“First comes love, then comes marriage. Then comes a baby in a baby carriage.”
This tune sung by thousands of jump-roping little girls as far back as the 1940s is no longer a popular playtime song. Little girls are now growing up with the idea that babies come without marriage. In fact, 33.5 percent of all children born in the United States in 2001 were born out of wedlock.
But children born outside of marriage are seven times more likely to be poor, compared to children raised in intact families which is why President Bush wants to use government funds to promote healthy marriages.
Critics argue that pushing single mothers toward marriage could lead to an increase in domestic violence and that raising wages is a better cure for poverty. Feminists claim the government program would force women to depend on men instead of helping women support their families.
But a new study from the Heritage Foundation found that among non-married mothers romantically involved with the fathers at the time of the child’s birth, marriage would reduce the odds that a mother and child will live in poverty by more than 70 percent.

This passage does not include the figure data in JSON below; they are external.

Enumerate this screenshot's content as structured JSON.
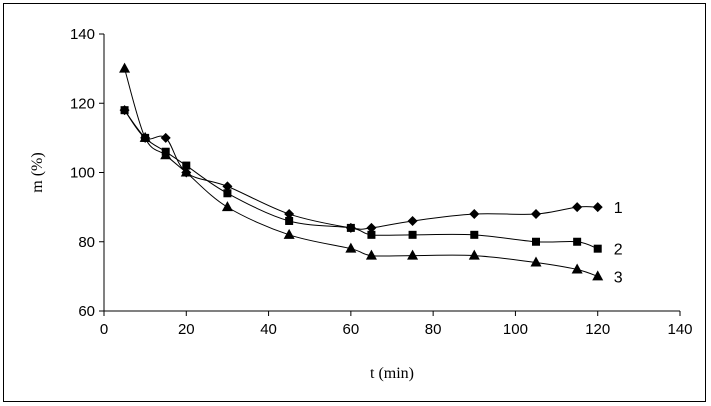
{
  "chart_data": {
    "type": "line",
    "title": "",
    "xlabel": "t (min)",
    "ylabel": "m (%)",
    "xlim": [
      0,
      140
    ],
    "ylim": [
      60,
      140
    ],
    "xticks": [
      0,
      20,
      40,
      60,
      80,
      100,
      120,
      140
    ],
    "yticks": [
      60,
      80,
      100,
      120,
      140
    ],
    "grid": false,
    "series": [
      {
        "name": "1",
        "marker": "diamond",
        "x": [
          5,
          10,
          15,
          20,
          30,
          45,
          60,
          65,
          75,
          90,
          105,
          115,
          120
        ],
        "y": [
          118,
          110,
          110,
          100,
          96,
          88,
          84,
          84,
          86,
          88,
          88,
          90,
          90
        ]
      },
      {
        "name": "2",
        "marker": "square",
        "x": [
          5,
          10,
          15,
          20,
          30,
          45,
          60,
          65,
          75,
          90,
          105,
          115,
          120
        ],
        "y": [
          118,
          110,
          106,
          102,
          94,
          86,
          84,
          82,
          82,
          82,
          80,
          80,
          78
        ]
      },
      {
        "name": "3",
        "marker": "triangle",
        "x": [
          5,
          10,
          15,
          20,
          30,
          45,
          60,
          65,
          75,
          90,
          105,
          115,
          120
        ],
        "y": [
          130,
          110,
          105,
          100,
          90,
          82,
          78,
          76,
          76,
          76,
          74,
          72,
          70
        ]
      }
    ]
  }
}
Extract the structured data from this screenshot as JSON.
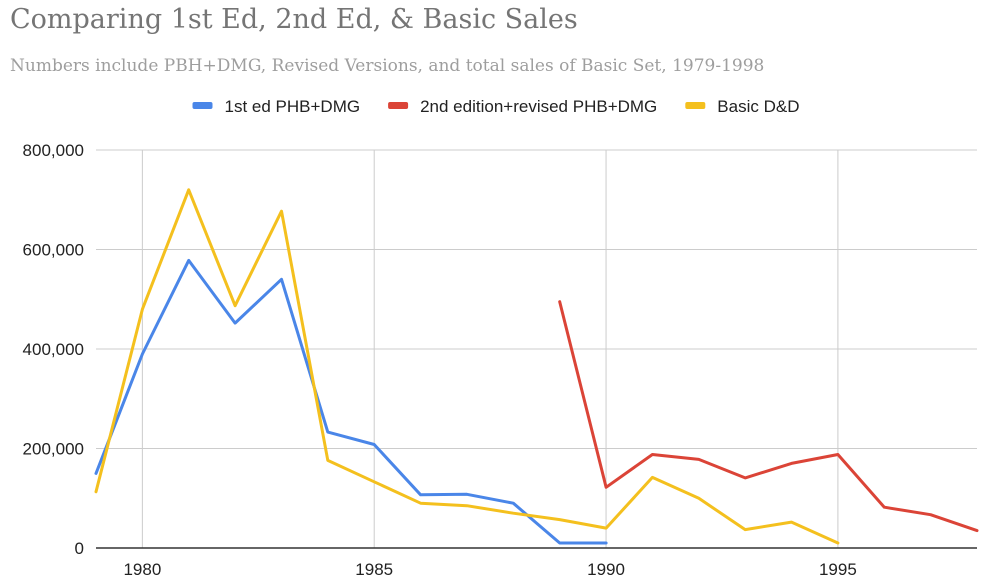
{
  "chart_data": {
    "type": "line",
    "title": "Comparing 1st Ed, 2nd Ed, & Basic Sales",
    "subtitle": "Numbers include PBH+DMG, Revised Versions, and total sales of Basic Set, 1979-1998",
    "xlabel": "",
    "ylabel": "",
    "xlim": [
      1979,
      1998
    ],
    "ylim": [
      0,
      800000
    ],
    "x_ticks": [
      1980,
      1985,
      1990,
      1995
    ],
    "y_ticks": [
      0,
      200000,
      400000,
      600000,
      800000
    ],
    "y_tick_labels": [
      "0",
      "200,000",
      "400,000",
      "600,000",
      "800,000"
    ],
    "grid": true,
    "legend_position": "top",
    "series": [
      {
        "name": "1st ed PHB+DMG",
        "color": "#4a86e8",
        "x": [
          1979,
          1980,
          1981,
          1982,
          1983,
          1984,
          1985,
          1986,
          1987,
          1988,
          1989,
          1990
        ],
        "values": [
          150000,
          390000,
          578000,
          452000,
          540000,
          233000,
          208000,
          107000,
          108000,
          90000,
          10000,
          10000
        ]
      },
      {
        "name": "2nd edition+revised PHB+DMG",
        "color": "#db4437",
        "x": [
          1989,
          1990,
          1991,
          1992,
          1993,
          1994,
          1995,
          1996,
          1997,
          1998
        ],
        "values": [
          495000,
          122000,
          188000,
          178000,
          141000,
          170000,
          188000,
          82000,
          67000,
          35000
        ]
      },
      {
        "name": "Basic D&D",
        "color": "#f4c01e",
        "x": [
          1979,
          1980,
          1981,
          1982,
          1983,
          1984,
          1985,
          1986,
          1987,
          1988,
          1989,
          1990,
          1991,
          1992,
          1993,
          1994,
          1995
        ],
        "values": [
          113000,
          480000,
          720000,
          487000,
          677000,
          176000,
          133000,
          90000,
          85000,
          70000,
          57000,
          40000,
          142000,
          100000,
          37000,
          52000,
          10000
        ]
      }
    ]
  }
}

The study analyzed data from the Fragile Families and Child Well-Being Study and found that if these mothers do not marry but remain single, approximately 55 percent will be poor. But if the mothers married the father of their child, the poverty rate would plummet to less than 17 percent.
On the issue of domestic violence, 98 percent of the mothers said that the father has never slapped them when angry. Only 12 percent of the mothers reported arguing with the father of their child about a drug or alcohol problem in the last month, and 2.5 percent stated that drugs or alcohol inhibit the father’s ability to maintain a job.
The study showed that 97 percent of these fathers were employed during the prior year and 82 percent were employed at the time of their child’s birth. The median annual income of these fathers was between $15,000 and $20,000, and their median wage rate was $8.55 per hour.
Dr. Wade Horn, assistant secretary for children and families in the Department of Heath and Human Services, asserts that marriage alone is not an anti-poverty strategy, but marriage coupled with employment is a “very powerful anti-poverty strategy.”
He claims that with a married couple, chances are greater that one parent is working full time. Horn also said that earnings increase among married males compared to cohabiting males because the marriage focuses a man’s attention on taking care of others, which translates into a more consistent work history.
“Cohabitation is a very weak substitute for marriage,” said Horn.
And he’s right.
According to U.S. Census Bureau figures, poverty among blacks nationwide while still twice as high as whites declined from 26.4 percent in 1996 to 23 percent in 2002. At the same time, black families with incomes of $50,000 or more increased from 21 percent in 1995 to 33 percent in 2001.
Why the decrease in poverty? Marriage.
Nearly half of all black couples are married, up from 46 percent in 1996. The census report showed that while 16 percent of all black families have incomes of $75,000 or more, among married black couples, 27 percent earn at least $75,000 annually.
The poverty rate for black single mothers is 35 percent, compared to only 8 percent for black married couples.
“Marital unions are more stable than cohabitation,” said Bush’s point man on the family. And “marriage is effective for child wellbeing.”
It appears the data prove the President’s point – it is best when baby carriages come after marriage.